How it is represented:

finding.enrichment_sources includes ghsa when matched.
finding.references may be augmented with GHSA advisory links.
finding.confidence_evidence can include:
ghsa
ghsa_bonus
ghsa_exploit_signal
finding.exploit_available may be promoted when configured high-severity signal mode is enabled.

Implementation details:

CLI activation is required (--ghsa); config does not auto-enable.
Online mode supports CVE prefetch budget (--ghsa-budget or config fallback).
Token auth uses configured env var (enrichment.ghsa_token_env), defaulting to VP_GHSA_TK, with GITHUB_TOKEN fallback.
Offline mode supports advisory database file or repo-directory ingest.
SQLite warm-cache accelerates repeated offline loads for target CVEs.

GHSA auth hardening:

ghsa_token_env is validated as an env-var name (^[A-Za-z_][A-Za-z0-9_]{0,127}$).
Token values are rejected if they contain header-unsafe control characters (\r or \n).
Token values must match known GitHub token prefixes:
ghp_
gho_
ghu_
ghs_
ghr_
github_pat_
Invalid custom env names or rejected token values fall back to the next candidate (GITHUB_TOKEN), and secrets are never logged.

Implications:

GHSA expands context where CVE metadata alone is sparse.
Signal bonus and exploit promotion behavior are policy-controlled and auditable.

Runtime Flow

At a high level, enrichment runs before pass phases and updates each finding in-place:

Normalize confidence policy.
Build source lookups (KEV/EPSS/NVD/GHSA indexes).
For each finding, evaluate CVEs and enrichment matches.
Merge source-derived fields (scores, KEV flags, references, vectors).
Compute source-attributed confidence and evidence map.
Emit summary telemetry and miss logs.

Confidence and Source Evidence

Confidence is derived from:

baseline scanner signal,
per-source weights,
GHSA advisory count bonus (bounded),
optional GHSA exploit-signal bonus.

Output fields:

finding.confidence integer score.
finding.confidence_evidence map containing component contributions and final cap.

Interpretation guidance:

Treat confidence as provenance strength, not direct risk severity.
Compare confidence with risk score and triage priority for final decisions.

Offline vs Online Modes

General behavior:

Online mode favors freshness with network dependency.
Offline mode favors deterministic reproducibility.

Operational guidance:

Use offline mode for controlled, repeatable CI/CD and regulated workflows.
Use online mode for near-real-time feed freshness.

Caching and Integrity

Enrichment source ingestion uses cache and integrity controls across loaders.

Common controls include:

TTL-based freshness,
content checksum sidecars,
optional HMAC-integrity modes via environment variables,
bounded response-size protections for remote fetches.

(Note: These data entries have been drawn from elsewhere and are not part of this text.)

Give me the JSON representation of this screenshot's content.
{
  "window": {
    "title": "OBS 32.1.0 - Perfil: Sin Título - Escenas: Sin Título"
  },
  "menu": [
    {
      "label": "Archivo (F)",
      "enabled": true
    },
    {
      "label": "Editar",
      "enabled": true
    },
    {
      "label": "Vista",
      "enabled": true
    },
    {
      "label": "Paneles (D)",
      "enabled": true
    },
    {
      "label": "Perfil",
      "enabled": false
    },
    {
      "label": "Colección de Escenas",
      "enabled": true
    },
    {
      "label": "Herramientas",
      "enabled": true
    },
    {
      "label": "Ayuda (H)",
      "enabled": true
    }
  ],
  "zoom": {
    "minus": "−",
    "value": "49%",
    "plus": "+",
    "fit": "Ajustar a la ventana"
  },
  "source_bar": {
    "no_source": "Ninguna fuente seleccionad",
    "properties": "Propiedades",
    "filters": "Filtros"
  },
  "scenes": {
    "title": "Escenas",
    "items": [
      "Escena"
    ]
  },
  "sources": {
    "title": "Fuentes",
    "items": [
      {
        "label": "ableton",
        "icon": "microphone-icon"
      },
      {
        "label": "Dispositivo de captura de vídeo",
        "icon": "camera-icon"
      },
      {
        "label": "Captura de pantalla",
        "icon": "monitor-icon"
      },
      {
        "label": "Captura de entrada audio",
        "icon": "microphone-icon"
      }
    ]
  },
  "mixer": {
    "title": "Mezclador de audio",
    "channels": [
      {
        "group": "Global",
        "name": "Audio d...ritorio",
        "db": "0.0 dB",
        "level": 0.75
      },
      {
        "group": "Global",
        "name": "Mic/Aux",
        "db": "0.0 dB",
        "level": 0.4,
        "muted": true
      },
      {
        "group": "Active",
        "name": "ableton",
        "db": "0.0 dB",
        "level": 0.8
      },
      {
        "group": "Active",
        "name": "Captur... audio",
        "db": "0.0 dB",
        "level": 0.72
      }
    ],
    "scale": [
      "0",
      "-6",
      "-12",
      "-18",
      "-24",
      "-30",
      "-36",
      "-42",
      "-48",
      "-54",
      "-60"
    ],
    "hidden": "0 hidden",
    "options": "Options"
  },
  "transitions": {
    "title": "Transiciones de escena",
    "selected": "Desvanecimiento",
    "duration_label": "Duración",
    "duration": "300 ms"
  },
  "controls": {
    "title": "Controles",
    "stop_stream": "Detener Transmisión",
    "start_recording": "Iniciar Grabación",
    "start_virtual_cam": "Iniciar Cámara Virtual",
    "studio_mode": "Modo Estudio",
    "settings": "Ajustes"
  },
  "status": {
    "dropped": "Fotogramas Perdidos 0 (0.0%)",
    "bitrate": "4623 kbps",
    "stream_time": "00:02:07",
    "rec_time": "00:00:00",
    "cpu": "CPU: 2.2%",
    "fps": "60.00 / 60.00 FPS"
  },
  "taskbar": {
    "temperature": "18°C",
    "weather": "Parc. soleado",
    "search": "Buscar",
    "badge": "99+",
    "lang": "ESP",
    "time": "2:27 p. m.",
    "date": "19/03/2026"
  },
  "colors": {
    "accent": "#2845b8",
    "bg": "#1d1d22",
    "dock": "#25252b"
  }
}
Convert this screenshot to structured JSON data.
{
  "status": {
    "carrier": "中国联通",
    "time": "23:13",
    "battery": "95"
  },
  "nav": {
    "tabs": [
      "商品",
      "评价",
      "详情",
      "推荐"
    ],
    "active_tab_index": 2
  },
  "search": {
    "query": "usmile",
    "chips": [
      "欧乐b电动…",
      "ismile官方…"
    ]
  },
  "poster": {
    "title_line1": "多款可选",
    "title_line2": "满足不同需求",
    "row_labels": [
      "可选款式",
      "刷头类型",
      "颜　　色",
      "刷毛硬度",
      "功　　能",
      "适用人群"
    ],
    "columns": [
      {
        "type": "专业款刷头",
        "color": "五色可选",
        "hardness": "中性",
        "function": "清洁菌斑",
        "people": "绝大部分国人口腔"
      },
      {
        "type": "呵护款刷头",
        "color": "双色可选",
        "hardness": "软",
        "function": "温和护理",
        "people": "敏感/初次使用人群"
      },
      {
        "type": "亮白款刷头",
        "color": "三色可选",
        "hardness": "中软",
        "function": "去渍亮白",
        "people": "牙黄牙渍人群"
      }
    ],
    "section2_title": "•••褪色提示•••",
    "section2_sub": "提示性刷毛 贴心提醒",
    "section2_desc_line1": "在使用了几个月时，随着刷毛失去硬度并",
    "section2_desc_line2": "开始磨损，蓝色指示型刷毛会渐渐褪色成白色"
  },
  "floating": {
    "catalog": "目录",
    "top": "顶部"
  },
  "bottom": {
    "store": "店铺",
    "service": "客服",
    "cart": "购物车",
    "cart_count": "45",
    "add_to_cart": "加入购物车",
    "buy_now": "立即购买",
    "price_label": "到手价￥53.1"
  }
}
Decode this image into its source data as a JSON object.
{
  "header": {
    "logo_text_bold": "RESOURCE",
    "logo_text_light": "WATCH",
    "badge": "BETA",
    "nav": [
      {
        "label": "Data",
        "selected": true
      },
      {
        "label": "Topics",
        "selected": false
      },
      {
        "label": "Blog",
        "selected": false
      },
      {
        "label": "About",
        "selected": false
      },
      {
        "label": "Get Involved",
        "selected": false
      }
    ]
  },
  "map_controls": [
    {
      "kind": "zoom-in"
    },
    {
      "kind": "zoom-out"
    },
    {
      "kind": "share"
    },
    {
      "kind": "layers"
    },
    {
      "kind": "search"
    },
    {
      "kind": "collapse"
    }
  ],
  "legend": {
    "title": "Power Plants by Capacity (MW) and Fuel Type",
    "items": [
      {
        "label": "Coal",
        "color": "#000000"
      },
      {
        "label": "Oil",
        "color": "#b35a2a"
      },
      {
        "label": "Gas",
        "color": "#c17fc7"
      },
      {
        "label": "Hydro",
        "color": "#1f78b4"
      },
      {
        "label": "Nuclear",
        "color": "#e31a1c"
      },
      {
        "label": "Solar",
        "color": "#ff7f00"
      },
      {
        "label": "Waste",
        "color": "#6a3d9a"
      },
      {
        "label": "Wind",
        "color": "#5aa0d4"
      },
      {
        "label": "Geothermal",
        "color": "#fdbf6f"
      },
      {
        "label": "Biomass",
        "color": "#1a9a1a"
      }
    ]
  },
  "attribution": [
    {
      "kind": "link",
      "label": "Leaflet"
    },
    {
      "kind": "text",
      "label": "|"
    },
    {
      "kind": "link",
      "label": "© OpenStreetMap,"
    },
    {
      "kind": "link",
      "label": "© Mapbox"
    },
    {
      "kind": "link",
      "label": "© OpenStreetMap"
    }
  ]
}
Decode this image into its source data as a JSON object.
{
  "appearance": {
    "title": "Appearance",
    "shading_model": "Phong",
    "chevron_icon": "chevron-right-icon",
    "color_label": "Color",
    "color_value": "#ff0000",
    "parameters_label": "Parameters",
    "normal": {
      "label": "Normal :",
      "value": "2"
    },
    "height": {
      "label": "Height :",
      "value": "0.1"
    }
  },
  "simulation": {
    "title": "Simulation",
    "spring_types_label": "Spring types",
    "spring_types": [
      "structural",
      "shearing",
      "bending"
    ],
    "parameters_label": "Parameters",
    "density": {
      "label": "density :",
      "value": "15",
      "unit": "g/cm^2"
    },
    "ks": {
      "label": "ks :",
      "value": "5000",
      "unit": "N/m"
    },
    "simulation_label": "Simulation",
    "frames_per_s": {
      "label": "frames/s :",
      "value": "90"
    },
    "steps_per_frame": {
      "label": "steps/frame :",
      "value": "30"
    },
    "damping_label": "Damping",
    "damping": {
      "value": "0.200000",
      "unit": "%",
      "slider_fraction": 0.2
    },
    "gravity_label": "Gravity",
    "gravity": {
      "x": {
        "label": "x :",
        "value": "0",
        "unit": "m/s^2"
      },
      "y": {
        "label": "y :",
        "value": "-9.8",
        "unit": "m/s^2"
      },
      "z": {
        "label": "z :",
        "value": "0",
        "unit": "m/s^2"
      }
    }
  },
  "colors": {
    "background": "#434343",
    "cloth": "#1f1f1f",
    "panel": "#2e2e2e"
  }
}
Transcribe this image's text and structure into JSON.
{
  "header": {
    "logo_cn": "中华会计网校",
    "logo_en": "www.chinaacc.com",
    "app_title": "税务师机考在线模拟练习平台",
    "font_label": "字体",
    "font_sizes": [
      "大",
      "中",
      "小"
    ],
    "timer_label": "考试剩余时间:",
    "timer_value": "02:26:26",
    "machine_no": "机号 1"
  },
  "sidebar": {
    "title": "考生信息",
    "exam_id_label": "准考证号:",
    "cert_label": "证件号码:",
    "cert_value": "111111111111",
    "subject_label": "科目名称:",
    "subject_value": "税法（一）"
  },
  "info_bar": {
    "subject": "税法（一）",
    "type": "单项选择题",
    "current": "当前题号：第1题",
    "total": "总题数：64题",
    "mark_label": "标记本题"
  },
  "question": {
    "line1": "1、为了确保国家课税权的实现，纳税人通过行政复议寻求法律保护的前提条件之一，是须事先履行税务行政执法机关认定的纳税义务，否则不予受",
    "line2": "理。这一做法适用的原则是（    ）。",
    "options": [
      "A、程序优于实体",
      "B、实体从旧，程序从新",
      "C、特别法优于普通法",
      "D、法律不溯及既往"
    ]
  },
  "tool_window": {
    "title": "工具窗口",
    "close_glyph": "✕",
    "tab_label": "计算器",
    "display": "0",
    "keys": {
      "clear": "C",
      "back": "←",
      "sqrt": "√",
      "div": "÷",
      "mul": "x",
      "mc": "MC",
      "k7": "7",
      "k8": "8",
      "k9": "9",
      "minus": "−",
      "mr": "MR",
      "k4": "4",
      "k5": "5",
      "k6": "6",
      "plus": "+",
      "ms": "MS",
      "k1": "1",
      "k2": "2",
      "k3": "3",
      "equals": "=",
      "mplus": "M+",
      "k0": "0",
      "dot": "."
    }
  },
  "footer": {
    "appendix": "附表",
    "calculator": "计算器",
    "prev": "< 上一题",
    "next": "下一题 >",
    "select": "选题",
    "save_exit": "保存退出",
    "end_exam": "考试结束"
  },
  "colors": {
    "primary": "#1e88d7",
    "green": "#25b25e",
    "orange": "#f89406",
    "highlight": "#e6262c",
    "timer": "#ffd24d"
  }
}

For deep implementation details, see:

Caching Deep Dive
Runtime Policy Deep Dive

Field Interpretation Reference

Common output fields affected by enrichment:

cisa_kev: KEV membership signal.
epss_score: exploitation probability signal.
cvss_vector and cvss_score: normalized vector/score path.
exploit_available: exploitability indicator from exploit refs, KEV implication, or configured GHSA signal path.
enrichment_sources: ordered source provenance list.
confidence and confidence_evidence: source-attributed confidence model outputs.

Technical Caveats

Source availability varies by network mode, cache freshness, and dataset completeness.
Missing source data is expected in some environments and is logged as miss telemetry.
Confidence contribution from sources is configurable; changing policy can alter downstream ranking behavior.
GHSA high-severity exploit-signal promotion is opt-in by policy.

Implementation Pointers

Core implementation locations:

src/vulnparse_pin/app/enrichment.py
src/vulnparse_pin/app/enrichment_source_loader.py
src/vulnparse_pin/utils/enricher.py
src/vulnparse_pin/utils/ghsa_enrichment.py
src/vulnparse_pin/resources/config.yaml
src/vulnparse_pin/core/schemas/config.schema.json

Key test coverage locations:

tests/test_ghsa_enrichment.py
tests/test_enrichment_confidence_policy.py
tests/test_config_schema_validation.py
tests/test_cli_flags_matrix.py

Recommended Validation Checklist

Validate config schema and policy bounds.
Run focused source tests after enrichment changes.
Run full regression suite before release.
Inspect output artifact samples for source attribution and confidence evidence.
Confirm run manifests reflect selected mode and source behavior.